FT Magazine, 18 February
“Don’t look a gift horse in the mouth.” This is reasonable advice, but I was recently given a couple of gift horses and looked them both in the mouth straight away. I know that whenever somebody else pays for the product or service that I am going to use, standard business practice steps through the looking glass into a world where normal rules do not apply.
The old proverb about gift horses argues that free is free and there is no point asking too many questions. At the same time, the fact that the proverb exists at all suggests that we often have reason to grumble about the things that other people buy for us.
My two gift horses were business class air tickets for the family, and the services of an international removal company (I just left one job in Washington D.C. for another based in London). There was an important difference between the perks: the removal company was chosen by my erstwhile employer. The tickets on British Airways were chosen by me.
Our move was a nightmare because the rules of the gift changed unexpectedly: we couldn’t send back by air many of the things that we had brought over by air. We had to repack on moving day. I should have read the small print, of course, but some competent advice from our move assessor would have been helpful.

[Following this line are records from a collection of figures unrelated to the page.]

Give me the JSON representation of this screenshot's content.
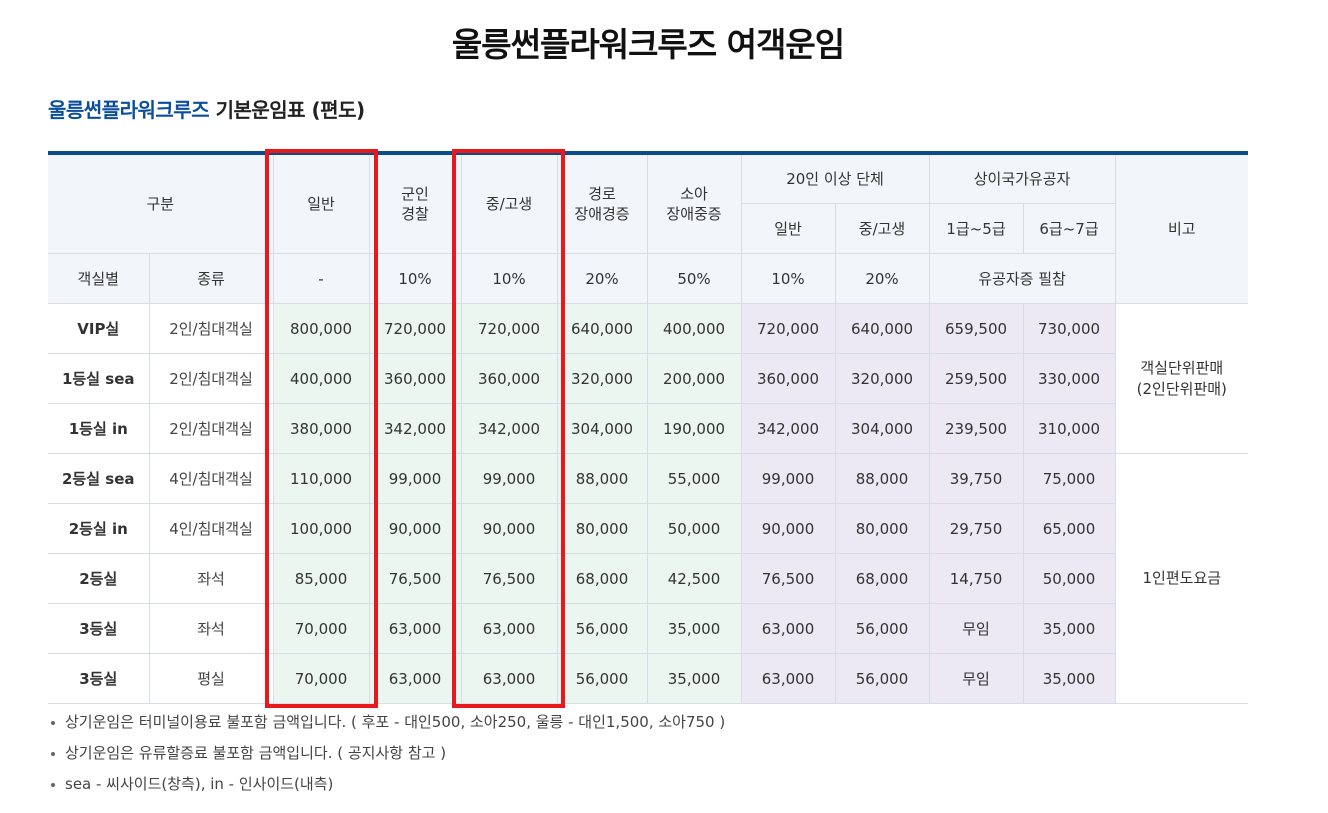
{
  "page_title": "울릉썬플라워크루즈 여객운임",
  "section": {
    "brand": "울릉썬플라워크루즈",
    "title": " 기본운임표 (편도)"
  },
  "table": {
    "header": {
      "gubun": "구분",
      "general": "일반",
      "military_1": "군인",
      "military_2": "경찰",
      "student": "중/고생",
      "senior_1": "경로",
      "senior_2": "장애경증",
      "child_1": "소아",
      "child_2": "장애중증",
      "group": "20인 이상 단체",
      "veteran": "상이국가유공자",
      "note": "비고",
      "group_general": "일반",
      "group_student": "중/고생",
      "veteran_1_5": "1급~5급",
      "veteran_6_7": "6급~7급",
      "room": "객실별",
      "kind": "종류",
      "disc_general": "-",
      "disc_military": "10%",
      "disc_student": "10%",
      "disc_senior": "20%",
      "disc_child": "50%",
      "disc_group_general": "10%",
      "disc_group_student": "20%",
      "disc_veteran": "유공자증 필참"
    },
    "rows": [
      {
        "label": "VIP실",
        "kind": "2인/침대객실",
        "values": [
          "800,000",
          "720,000",
          "720,000",
          "640,000",
          "400,000",
          "720,000",
          "640,000",
          "659,500",
          "730,000"
        ]
      },
      {
        "label": "1등실 sea",
        "kind": "2인/침대객실",
        "values": [
          "400,000",
          "360,000",
          "360,000",
          "320,000",
          "200,000",
          "360,000",
          "320,000",
          "259,500",
          "330,000"
        ]
      },
      {
        "label": "1등실 in",
        "kind": "2인/침대객실",
        "values": [
          "380,000",
          "342,000",
          "342,000",
          "304,000",
          "190,000",
          "342,000",
          "304,000",
          "239,500",
          "310,000"
        ]
      },
      {
        "label": "2등실 sea",
        "kind": "4인/침대객실",
        "values": [
          "110,000",
          "99,000",
          "99,000",
          "88,000",
          "55,000",
          "99,000",
          "88,000",
          "39,750",
          "75,000"
        ]
      },
      {
        "label": "2등실 in",
        "kind": "4인/침대객실",
        "values": [
          "100,000",
          "90,000",
          "90,000",
          "80,000",
          "50,000",
          "90,000",
          "80,000",
          "29,750",
          "65,000"
        ]
      },
      {
        "label": "2등실",
        "kind": "좌석",
        "values": [
          "85,000",
          "76,500",
          "76,500",
          "68,000",
          "42,500",
          "76,500",
          "68,000",
          "14,750",
          "50,000"
        ]
      },
      {
        "label": "3등실",
        "kind": "좌석",
        "values": [
          "70,000",
          "63,000",
          "63,000",
          "56,000",
          "35,000",
          "63,000",
          "56,000",
          "무임",
          "35,000"
        ]
      },
      {
        "label": "3등실",
        "kind": "평실",
        "values": [
          "70,000",
          "63,000",
          "63,000",
          "56,000",
          "35,000",
          "63,000",
          "56,000",
          "무임",
          "35,000"
        ]
      }
    ],
    "note_cabin_1": "객실단위판매",
    "note_cabin_2": "(2인단위판매)",
    "note_person": "1인편도요금"
  },
  "notes": [
    "상기운임은 터미널이용료 불포함 금액입니다. ( 후포 - 대인500, 소아250, 울릉 - 대인1,500, 소아750 )",
    "상기운임은 유류할증료 불포함 금액입니다. ( 공지사항 참고 )",
    "sea - 씨사이드(창측), in - 인사이드(내측)"
  ],
  "colors": {
    "brand_blue": "#0b4f9c",
    "table_top_border": "#0b4a8f",
    "header_bg": "#f2f6fa",
    "green_cell_bg": "#eaf6ef",
    "purple_cell_bg": "#ece8f4",
    "highlight_red": "#e8181c"
  }
}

But unhelpfulness is what you would expect: the victims have no means of redress. I cannot threaten not to choose them again, because I didn’t choose them this time. Whether they lovingly wrapped each item in silk and flew it first class, or doused my possessions in paraffin and set fire to them, the chance of repeat business was always going to be roughly zero.
British Airways, by contrast, was superb. I watched my little daughter snuggle up with her teddies on a flat bed as I gulped champagne. (Watching other business-class passengers contemplate a flight with a toddler was fun too.) No complaints from me then, but was it really worth the price? I’m not sure because I don’t know what the price was. I picked British Airways because I wanted the air miles. I accepted their bribe in return for carelessly throwing my employer’s money at the company that bribed me. For some reason, when it comes to air miles this behaviour is not only legal but makes acceptable dinner-party conversation.
Both of these perks produced economically inefficient results. The obvious economist’s solution is that I should simply have been given cash and paid for my own removal company and my own air tickets. But there is a reason why human resources departments choose the removal company: their employees do not move frequently enough to make informed choices.
Business class air travel, meanwhile, seems to have arisen as a stable social institution that gives roughly appropriate incentives to both employer and employee. Business class air travel is not so wonderful that employees will invent their own reasons to experience it, but neither is it so cheap that employers will demand journeys for trivial reasons. Like democracy, it is the worst possible solution except for all the other ones that have been tried.
It is refreshing to return to the everyday world of my own way. I couldn’t help noticing that the movers in Washington who packed my possessions did a splendid job – for which I rewarded them with a tip of a size chosen and paid for by me.